The Courier & Advertiser (Fife Edition)
Academic cracks the code of mysterious Voynich manuscript
An academic has succeeded where countless cryptographers, linguistics scholars and computer programs have failed – by cracking the code of one of the world’s most mysterious texts, the Voynich manuscript.
Although the purpose and meaning of the manuscript had eluded scholars for over a century, it took Dr Gerard Cheshire two weeks, using a combination of lateral thinking and ingenuity.
The Voynich manuscript is a medieval, handwritten and illustrated text that has been carbon-dated to the mid-15th Century. It is named after Wilfrid M Voynich, a Polish book dealer and antiquarian, who purchased the manuscript in 1912.

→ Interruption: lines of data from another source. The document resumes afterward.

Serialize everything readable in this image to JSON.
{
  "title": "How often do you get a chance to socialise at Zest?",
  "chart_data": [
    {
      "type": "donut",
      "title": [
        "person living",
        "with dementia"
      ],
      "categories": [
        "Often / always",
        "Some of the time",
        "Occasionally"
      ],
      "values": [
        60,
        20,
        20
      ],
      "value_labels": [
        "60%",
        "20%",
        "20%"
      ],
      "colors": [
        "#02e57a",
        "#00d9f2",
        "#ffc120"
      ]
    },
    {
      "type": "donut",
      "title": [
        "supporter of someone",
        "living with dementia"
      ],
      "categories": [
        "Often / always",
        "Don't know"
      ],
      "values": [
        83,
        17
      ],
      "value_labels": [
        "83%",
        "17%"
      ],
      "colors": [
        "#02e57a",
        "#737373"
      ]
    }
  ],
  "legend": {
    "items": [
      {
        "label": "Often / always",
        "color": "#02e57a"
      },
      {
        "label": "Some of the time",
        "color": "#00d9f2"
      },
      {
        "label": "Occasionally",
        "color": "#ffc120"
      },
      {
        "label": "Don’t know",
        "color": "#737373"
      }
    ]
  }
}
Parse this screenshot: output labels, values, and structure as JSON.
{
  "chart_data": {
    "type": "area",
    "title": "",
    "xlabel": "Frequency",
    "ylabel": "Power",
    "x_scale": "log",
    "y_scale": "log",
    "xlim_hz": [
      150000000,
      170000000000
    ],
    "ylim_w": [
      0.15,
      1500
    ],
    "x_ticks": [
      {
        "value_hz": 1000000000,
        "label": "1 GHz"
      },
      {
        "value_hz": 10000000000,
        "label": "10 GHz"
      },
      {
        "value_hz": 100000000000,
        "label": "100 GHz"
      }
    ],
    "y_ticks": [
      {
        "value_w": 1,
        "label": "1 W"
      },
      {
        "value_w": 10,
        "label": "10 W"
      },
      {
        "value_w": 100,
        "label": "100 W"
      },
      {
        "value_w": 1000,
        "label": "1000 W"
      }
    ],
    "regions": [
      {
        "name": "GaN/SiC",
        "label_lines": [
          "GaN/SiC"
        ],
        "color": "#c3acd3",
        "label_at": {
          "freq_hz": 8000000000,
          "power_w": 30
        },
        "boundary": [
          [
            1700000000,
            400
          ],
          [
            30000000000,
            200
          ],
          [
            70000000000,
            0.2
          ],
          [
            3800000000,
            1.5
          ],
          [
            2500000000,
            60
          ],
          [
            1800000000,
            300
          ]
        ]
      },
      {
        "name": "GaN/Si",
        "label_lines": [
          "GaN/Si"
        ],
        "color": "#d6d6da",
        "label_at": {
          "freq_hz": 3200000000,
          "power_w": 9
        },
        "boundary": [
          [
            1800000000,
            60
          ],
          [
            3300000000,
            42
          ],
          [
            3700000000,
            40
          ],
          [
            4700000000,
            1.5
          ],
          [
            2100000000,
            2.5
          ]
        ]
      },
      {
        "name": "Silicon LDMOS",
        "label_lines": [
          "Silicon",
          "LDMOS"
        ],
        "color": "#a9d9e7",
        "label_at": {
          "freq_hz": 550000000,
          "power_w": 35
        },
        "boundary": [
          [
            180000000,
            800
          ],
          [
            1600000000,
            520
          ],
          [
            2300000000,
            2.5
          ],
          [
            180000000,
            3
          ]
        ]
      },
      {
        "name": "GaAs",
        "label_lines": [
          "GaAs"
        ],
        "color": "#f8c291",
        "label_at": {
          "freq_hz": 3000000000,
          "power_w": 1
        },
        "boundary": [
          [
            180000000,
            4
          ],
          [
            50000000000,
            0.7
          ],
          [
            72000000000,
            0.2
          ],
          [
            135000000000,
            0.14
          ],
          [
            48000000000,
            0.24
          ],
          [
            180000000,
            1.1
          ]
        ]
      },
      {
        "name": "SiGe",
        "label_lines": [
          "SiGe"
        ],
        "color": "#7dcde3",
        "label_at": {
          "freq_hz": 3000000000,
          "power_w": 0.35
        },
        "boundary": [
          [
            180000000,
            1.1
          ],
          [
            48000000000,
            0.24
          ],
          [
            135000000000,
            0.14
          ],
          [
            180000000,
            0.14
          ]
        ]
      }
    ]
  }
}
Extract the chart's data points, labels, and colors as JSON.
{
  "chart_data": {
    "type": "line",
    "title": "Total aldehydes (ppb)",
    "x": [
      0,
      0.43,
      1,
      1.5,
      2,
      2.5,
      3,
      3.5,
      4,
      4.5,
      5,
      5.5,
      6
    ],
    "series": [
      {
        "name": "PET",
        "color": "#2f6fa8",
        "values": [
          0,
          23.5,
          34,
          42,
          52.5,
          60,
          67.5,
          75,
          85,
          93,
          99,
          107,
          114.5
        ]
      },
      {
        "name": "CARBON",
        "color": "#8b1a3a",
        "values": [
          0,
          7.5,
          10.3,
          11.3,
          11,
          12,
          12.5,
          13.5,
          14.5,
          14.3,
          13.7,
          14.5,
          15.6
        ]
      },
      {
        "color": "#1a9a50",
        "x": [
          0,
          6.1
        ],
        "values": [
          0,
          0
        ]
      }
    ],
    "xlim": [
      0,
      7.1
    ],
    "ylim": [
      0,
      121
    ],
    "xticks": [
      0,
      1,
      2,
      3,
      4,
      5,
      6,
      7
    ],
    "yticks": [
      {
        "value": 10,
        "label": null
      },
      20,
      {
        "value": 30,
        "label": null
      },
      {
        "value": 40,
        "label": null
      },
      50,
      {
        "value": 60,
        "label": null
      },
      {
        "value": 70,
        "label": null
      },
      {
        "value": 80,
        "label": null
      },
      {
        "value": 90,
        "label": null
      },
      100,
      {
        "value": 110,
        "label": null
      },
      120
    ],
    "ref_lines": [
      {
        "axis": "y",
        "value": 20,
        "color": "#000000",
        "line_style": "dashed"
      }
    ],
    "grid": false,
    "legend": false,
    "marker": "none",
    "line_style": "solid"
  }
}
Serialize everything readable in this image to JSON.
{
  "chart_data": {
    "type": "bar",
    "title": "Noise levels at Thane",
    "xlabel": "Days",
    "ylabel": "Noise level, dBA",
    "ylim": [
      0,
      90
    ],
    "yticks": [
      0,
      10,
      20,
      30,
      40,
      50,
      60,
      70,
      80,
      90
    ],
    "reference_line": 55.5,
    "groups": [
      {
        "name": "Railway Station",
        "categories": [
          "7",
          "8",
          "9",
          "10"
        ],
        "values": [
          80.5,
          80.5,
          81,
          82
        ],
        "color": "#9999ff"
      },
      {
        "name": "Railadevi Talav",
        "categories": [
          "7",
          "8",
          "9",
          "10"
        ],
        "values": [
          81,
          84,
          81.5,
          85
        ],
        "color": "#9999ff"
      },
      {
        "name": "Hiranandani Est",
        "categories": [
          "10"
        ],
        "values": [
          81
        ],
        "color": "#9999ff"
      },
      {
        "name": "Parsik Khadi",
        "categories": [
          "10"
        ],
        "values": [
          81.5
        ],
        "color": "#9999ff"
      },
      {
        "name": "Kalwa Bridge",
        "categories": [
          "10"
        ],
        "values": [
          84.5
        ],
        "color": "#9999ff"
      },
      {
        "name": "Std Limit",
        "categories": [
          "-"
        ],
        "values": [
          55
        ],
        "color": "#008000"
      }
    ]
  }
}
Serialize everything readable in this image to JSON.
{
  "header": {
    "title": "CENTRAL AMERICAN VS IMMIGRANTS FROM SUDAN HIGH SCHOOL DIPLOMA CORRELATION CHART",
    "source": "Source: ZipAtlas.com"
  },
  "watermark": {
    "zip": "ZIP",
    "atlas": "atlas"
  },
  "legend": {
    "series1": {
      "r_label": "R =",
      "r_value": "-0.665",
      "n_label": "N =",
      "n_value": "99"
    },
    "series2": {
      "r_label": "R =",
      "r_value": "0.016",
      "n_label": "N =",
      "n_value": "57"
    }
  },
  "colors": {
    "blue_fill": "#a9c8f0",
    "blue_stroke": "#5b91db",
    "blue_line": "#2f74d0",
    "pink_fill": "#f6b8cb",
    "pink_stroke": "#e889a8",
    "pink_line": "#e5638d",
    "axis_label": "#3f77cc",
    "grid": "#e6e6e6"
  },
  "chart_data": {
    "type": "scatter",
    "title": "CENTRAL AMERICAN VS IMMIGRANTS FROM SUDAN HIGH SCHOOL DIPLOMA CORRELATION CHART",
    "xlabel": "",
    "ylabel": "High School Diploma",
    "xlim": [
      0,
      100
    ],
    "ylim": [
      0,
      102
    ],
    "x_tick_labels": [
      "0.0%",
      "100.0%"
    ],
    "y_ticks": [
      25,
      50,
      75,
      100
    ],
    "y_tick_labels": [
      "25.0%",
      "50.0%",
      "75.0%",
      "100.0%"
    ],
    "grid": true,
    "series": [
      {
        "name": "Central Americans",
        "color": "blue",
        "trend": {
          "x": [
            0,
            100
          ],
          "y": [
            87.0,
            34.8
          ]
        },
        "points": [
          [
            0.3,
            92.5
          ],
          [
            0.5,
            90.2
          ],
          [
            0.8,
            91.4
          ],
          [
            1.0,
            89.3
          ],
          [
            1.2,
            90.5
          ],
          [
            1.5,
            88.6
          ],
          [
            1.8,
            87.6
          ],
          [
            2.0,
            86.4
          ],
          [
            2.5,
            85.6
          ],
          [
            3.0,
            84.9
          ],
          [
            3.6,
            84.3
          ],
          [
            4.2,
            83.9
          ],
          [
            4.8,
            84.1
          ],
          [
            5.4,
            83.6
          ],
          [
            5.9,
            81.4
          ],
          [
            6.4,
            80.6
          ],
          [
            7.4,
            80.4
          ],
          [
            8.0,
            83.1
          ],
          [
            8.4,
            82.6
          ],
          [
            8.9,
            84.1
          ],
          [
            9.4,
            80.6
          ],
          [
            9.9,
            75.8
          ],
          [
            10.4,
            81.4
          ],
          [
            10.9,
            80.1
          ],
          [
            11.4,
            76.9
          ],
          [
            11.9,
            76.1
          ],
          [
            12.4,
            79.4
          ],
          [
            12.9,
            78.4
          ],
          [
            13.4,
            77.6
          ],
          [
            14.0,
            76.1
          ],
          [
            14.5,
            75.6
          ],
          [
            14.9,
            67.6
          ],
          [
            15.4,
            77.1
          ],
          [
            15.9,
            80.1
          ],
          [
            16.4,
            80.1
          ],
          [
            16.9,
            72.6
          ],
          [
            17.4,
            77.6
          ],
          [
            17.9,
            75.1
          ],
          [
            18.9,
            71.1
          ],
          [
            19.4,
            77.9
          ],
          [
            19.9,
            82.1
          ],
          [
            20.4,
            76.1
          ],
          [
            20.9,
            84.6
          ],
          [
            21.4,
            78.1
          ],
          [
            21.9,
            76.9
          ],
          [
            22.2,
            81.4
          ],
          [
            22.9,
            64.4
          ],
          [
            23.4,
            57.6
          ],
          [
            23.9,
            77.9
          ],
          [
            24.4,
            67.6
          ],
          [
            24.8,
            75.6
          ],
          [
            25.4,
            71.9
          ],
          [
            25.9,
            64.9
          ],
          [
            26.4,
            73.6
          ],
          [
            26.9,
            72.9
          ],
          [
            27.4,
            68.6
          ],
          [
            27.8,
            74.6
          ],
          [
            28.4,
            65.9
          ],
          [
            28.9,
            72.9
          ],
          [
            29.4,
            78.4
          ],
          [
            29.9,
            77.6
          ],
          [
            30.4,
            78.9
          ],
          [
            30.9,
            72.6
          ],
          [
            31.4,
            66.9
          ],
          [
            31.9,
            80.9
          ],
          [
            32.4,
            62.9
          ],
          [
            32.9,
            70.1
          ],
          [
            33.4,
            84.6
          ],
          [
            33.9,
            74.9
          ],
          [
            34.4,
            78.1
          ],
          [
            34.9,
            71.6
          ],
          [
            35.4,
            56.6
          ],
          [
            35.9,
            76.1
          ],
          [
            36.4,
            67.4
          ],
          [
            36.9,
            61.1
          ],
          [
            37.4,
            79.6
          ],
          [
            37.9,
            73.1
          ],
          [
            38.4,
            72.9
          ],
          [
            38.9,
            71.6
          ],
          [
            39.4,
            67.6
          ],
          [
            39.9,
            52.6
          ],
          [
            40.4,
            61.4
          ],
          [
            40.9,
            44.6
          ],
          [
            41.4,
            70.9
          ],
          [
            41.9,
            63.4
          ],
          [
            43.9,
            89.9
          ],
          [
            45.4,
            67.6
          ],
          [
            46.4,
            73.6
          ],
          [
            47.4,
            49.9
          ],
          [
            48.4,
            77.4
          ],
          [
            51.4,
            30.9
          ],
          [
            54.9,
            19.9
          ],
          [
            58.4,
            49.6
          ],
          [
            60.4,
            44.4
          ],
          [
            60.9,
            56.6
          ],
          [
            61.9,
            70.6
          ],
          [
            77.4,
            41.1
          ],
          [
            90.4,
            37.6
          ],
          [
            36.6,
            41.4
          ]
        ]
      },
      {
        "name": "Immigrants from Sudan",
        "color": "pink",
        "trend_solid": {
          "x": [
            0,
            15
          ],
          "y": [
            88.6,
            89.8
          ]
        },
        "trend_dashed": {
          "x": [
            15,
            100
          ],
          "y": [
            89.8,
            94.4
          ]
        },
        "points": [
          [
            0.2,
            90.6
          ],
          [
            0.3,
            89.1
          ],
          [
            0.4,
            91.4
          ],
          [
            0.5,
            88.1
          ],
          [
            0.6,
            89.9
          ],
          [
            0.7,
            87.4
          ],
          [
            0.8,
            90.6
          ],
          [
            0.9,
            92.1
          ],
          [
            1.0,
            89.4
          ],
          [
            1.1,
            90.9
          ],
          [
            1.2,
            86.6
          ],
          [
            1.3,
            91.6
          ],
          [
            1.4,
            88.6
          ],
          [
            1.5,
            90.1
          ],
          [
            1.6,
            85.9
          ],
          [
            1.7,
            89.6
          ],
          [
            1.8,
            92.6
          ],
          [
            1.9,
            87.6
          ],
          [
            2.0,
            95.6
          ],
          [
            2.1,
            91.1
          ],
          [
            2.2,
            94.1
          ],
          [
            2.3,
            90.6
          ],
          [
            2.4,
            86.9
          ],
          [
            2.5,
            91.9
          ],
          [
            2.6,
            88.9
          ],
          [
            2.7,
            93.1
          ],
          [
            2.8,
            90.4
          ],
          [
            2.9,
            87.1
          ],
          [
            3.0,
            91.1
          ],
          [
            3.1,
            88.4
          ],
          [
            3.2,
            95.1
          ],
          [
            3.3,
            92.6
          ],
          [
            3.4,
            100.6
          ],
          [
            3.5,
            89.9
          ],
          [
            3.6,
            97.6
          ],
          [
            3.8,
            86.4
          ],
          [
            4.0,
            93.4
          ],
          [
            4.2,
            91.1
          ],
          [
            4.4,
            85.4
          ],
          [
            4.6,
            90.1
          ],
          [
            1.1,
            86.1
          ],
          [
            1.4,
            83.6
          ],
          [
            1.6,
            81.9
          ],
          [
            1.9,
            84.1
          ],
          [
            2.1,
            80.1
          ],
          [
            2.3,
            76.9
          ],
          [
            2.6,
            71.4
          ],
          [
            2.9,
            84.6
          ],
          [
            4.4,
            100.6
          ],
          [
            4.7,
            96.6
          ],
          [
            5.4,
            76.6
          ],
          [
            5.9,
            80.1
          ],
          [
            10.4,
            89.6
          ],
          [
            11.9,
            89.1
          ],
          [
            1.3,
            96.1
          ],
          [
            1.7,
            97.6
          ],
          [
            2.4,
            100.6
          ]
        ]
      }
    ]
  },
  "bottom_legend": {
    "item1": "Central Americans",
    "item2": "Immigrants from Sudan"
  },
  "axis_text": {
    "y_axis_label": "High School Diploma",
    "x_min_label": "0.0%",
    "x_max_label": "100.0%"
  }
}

It is currently housed at Yale University in Connecticut where it is filed as item MS408 in the Beinecke library of rare books and manuscripts. Among those who have famously attempted to crack the code are Alan Turing and his colleagues at Bletchley Park.
The FBI also had a go during the Cold War, apparently thinking it may have been Communist propaganda.
Dr Cheshire, a research associate at Bristol University, described how he successfully deciphered the manuscript’s codex and at the same time revealed the only known example of proto-Romance language.
Proto-Romance, ancestral to today’s Romance languages including Portuguese, Spanish, French and Italian, was ubiquitous in the Mediterranean during the Medieval period, but it was seldom written in official documents because Latin was the language of royalty, church and government.
The next step is to use this knowledge to translate the entire manuscript and compile a lexicon.